Many researchers believe that a person who kills his family “could have control issues that lead him to decide the fate of the children, spouse and pets.” They suggest these are mostly mentally ill people who believe, “This is mine. Nobody else is able to take care of them except me. If I can’t control this in my life, I’ll preserve it in death so that my world doesn’t change.” They blame psychiatric issues. They claim these “thoughts become action when a precipitating event, or trigger, occurs, such as divorce, suspected infidelity or loss of job,” without which the crime would not have occurred.
It’s extraordinary that some think we are “squeamish” about mental illness when that is the only perceived cause of familicide pinpointed in an article in which alcohol and other-drug addiction, the far more likely underlying cause, isn’t even mentioned. Yet the odds (particularly when stacked together) greatly favor substance addiction as the underlying motive for a need to control and commission of the ultimate crime.
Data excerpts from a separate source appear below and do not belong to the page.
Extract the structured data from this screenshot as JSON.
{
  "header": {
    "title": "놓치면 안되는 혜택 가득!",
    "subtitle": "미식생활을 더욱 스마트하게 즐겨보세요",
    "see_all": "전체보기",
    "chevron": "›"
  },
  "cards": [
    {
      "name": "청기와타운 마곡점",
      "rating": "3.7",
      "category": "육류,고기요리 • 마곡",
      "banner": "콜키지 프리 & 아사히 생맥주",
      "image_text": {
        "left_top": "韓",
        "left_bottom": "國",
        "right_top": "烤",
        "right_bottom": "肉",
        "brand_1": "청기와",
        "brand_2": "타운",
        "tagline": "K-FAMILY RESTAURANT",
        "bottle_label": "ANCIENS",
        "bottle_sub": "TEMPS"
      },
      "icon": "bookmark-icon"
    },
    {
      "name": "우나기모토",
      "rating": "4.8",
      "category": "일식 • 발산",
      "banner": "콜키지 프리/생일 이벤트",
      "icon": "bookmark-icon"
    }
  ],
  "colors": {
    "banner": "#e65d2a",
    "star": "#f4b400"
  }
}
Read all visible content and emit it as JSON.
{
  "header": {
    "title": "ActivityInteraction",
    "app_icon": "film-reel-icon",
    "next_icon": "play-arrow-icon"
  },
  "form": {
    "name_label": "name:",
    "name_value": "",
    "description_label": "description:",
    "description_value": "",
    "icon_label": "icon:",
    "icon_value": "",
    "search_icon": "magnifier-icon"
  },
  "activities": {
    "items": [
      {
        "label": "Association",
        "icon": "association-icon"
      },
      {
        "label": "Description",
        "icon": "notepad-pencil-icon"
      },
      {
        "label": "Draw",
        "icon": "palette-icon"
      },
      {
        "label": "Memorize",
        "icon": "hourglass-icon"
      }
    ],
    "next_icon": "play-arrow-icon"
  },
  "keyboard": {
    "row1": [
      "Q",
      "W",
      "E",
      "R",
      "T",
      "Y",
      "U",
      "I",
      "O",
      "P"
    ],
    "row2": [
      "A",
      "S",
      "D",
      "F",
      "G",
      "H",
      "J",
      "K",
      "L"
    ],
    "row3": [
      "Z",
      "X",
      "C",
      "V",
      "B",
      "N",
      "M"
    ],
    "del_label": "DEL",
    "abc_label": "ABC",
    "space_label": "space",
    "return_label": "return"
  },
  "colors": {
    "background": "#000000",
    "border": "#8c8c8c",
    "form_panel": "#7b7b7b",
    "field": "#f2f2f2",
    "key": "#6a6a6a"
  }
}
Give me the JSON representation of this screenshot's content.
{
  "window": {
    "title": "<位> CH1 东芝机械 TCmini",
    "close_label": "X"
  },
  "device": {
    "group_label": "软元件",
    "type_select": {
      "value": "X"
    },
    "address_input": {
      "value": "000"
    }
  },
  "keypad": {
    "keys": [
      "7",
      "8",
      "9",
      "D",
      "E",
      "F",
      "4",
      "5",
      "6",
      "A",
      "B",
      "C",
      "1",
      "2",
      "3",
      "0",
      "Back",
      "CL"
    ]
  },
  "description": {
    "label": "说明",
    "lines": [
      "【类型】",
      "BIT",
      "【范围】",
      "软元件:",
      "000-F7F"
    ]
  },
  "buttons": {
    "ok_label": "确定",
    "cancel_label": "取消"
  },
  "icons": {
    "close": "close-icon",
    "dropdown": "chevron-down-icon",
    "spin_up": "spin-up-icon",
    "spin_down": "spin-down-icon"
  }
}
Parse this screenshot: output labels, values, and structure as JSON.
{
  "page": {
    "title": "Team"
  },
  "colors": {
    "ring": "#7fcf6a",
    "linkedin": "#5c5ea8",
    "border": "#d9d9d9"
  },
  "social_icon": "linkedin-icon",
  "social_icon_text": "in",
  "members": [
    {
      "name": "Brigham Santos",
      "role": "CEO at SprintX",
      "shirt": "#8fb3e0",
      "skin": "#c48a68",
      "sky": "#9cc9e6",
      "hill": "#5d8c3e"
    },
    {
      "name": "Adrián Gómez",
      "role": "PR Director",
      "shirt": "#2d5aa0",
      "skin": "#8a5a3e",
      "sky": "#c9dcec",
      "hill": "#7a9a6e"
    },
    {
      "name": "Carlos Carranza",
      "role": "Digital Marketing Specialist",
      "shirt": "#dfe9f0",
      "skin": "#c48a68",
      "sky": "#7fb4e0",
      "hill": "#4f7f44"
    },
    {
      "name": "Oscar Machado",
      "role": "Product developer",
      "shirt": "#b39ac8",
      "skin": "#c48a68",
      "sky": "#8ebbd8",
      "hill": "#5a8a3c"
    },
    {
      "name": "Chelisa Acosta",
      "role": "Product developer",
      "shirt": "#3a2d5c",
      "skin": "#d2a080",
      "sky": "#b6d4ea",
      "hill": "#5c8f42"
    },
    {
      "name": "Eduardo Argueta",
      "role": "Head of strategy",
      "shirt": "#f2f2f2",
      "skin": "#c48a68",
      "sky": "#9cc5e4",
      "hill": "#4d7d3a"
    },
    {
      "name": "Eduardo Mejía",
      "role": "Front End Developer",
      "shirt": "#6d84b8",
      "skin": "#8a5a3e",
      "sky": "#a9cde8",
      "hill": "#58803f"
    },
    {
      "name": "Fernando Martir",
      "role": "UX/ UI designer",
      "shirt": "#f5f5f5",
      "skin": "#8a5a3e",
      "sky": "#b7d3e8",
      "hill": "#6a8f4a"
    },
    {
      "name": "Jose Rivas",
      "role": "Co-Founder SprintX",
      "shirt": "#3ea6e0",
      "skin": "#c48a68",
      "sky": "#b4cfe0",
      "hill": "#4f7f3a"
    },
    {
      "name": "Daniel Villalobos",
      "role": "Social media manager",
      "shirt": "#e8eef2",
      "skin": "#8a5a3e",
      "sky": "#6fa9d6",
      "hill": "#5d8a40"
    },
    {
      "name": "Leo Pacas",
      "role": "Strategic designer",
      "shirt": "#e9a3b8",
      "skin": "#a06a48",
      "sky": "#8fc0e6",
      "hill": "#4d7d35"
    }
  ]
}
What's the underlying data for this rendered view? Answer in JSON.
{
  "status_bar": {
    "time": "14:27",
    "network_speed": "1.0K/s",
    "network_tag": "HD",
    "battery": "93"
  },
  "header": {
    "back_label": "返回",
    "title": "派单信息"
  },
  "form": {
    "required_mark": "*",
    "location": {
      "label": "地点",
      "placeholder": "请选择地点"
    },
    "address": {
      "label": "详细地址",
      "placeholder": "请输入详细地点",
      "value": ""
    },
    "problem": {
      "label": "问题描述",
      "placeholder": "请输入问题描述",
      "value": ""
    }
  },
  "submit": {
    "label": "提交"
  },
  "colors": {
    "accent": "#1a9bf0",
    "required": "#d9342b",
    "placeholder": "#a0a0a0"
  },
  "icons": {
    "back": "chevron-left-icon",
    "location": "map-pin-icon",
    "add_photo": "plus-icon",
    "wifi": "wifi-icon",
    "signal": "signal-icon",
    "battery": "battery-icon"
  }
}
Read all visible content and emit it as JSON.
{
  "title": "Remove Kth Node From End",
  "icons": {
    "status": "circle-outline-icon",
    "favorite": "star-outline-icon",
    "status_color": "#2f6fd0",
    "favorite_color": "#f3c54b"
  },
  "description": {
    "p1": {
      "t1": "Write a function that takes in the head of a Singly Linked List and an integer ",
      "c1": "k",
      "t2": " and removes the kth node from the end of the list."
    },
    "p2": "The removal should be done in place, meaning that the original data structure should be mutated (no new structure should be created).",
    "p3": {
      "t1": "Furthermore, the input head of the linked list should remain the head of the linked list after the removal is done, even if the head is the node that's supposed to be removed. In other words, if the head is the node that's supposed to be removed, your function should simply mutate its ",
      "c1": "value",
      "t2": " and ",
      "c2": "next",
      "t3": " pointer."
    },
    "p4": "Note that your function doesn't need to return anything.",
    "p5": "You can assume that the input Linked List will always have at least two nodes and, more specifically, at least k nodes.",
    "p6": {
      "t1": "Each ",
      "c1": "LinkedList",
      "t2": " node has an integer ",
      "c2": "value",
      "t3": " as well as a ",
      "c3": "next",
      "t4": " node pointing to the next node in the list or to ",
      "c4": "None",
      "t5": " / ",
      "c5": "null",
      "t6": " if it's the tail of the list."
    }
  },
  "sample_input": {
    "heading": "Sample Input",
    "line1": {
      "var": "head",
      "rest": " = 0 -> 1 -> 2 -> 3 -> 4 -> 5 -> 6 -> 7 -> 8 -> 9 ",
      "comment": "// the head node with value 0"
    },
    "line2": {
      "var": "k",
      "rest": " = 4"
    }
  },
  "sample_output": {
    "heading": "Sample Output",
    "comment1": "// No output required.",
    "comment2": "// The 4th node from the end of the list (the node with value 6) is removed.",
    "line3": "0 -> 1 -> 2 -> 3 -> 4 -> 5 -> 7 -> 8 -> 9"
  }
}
Why then are triggering events so often confused with the cause, with the latter omitted? Because the myths of addiction have created a stigma, which makes us even more squeamish than does mental illness. Why would such events qualify as triggers? Because they are ego-deflationary, which compels the injured ego to do all it can to compensate and repair the damage to itself. As the ultimate act of control, there is no more complete ego-inflating act than taking the life of another. Because the “experts” do not grasp the fundamental idea of alcoholic egomania, they fail to identify the underlying cause of most tragedy.
Although nothing else could be found on the Internet regarding Curt Wheat, the daughter admits “he was being treated for depression and trying different medications.” As shown in the April-May 2007 TAR Top Story on Cho Seung-Hui most being so treated are already proven alcohol and other-drug addicts. Curt Wheat and Troy Bellar are not likely exceptions.